L’émergence de Kevin Warsh dans le débat américain sur la politique monétaire constitue aujourd’hui un point d’attention sur les débats qui peuvent traverser les banques centrales aussi bien que sur l’éventuelle politique future de la Fed. Son approche ne peut être comprise ni comme un simple retour à l’orthodoxie monétaire des années Volcker, ni comme une simple critique conjoncturelle de la Réserve fédérale américaine. Elle s’inscrit plus profondément dans une interrogation historique sur les transformations du régime monétaire et financier issu de la grande crise de 2007-2009.

L’intérêt du débat ouvert par Warsh réside précisément dans le fait qu’il remet en cause certains fondements implicites du régime monétaire post-crise : l’acceptation de bilans durablement hypertrophiés des banques centrales, le rôle stabilisateur permanent attribué à la liquidité des instituts d’émission, ainsi que l’idée selon laquelle les banques centrales peuvent et doivent soutenir continuellement les marchés financiers afin de préserver la stabilité macroéconomique.

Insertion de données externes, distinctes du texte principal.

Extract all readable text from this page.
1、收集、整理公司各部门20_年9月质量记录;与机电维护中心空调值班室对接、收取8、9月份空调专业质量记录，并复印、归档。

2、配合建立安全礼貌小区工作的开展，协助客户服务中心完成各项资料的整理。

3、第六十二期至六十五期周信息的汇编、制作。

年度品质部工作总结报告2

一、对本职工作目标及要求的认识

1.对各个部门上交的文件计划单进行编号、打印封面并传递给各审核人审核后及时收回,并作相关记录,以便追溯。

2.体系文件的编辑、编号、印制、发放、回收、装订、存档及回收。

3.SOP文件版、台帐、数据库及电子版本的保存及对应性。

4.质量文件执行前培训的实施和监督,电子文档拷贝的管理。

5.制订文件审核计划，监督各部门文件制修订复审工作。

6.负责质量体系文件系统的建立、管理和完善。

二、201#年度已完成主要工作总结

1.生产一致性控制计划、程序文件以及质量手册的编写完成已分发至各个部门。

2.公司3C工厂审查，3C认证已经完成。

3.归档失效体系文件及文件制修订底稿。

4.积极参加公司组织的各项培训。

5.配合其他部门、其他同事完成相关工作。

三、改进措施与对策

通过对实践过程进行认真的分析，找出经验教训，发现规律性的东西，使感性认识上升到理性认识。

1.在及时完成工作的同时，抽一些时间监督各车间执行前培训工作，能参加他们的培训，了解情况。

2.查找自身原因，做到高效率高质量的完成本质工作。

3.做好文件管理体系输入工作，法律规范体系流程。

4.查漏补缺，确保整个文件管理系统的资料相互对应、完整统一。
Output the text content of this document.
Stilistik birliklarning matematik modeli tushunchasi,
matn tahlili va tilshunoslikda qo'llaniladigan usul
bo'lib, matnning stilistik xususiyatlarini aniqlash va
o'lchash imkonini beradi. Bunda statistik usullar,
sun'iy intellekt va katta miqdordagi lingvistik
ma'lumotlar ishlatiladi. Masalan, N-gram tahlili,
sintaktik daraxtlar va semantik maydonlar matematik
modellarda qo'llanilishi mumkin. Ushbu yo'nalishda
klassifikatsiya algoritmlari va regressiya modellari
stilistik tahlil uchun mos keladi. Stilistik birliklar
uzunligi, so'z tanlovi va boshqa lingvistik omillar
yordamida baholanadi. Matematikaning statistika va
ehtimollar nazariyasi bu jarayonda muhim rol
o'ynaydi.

La pensée de Warsh apparaît ainsi comme une tentative de réintroduire une forme de discipline monétaire et financière dans un système devenu progressivement dépendant de l’intervention des banques centrales et susceptible de créer un aléa moral durable dans le comportement des acteurs des marchés financiers. Pour comprendre cette position, il faut la replacer dans l’évolution historique des politiques monétaires depuis les années 1980.

La désinflation provoquée par Volcker à partir de 1979 avait ouvert une longue période de baisse structurelle de l’inflation. Celle-ci résultait certes du changement de doctrine monétaire, mais aussi, plus profondément, de transformations majeures du capitalisme mondial : globalisation financière, mondialisation, montée en puissance des pays émergents, révolution digitale et robotique. Comme à la fin du XIXe siècle, ces transformations avaient engendré simultanément un régime de faible inflation et une forte expansion financière.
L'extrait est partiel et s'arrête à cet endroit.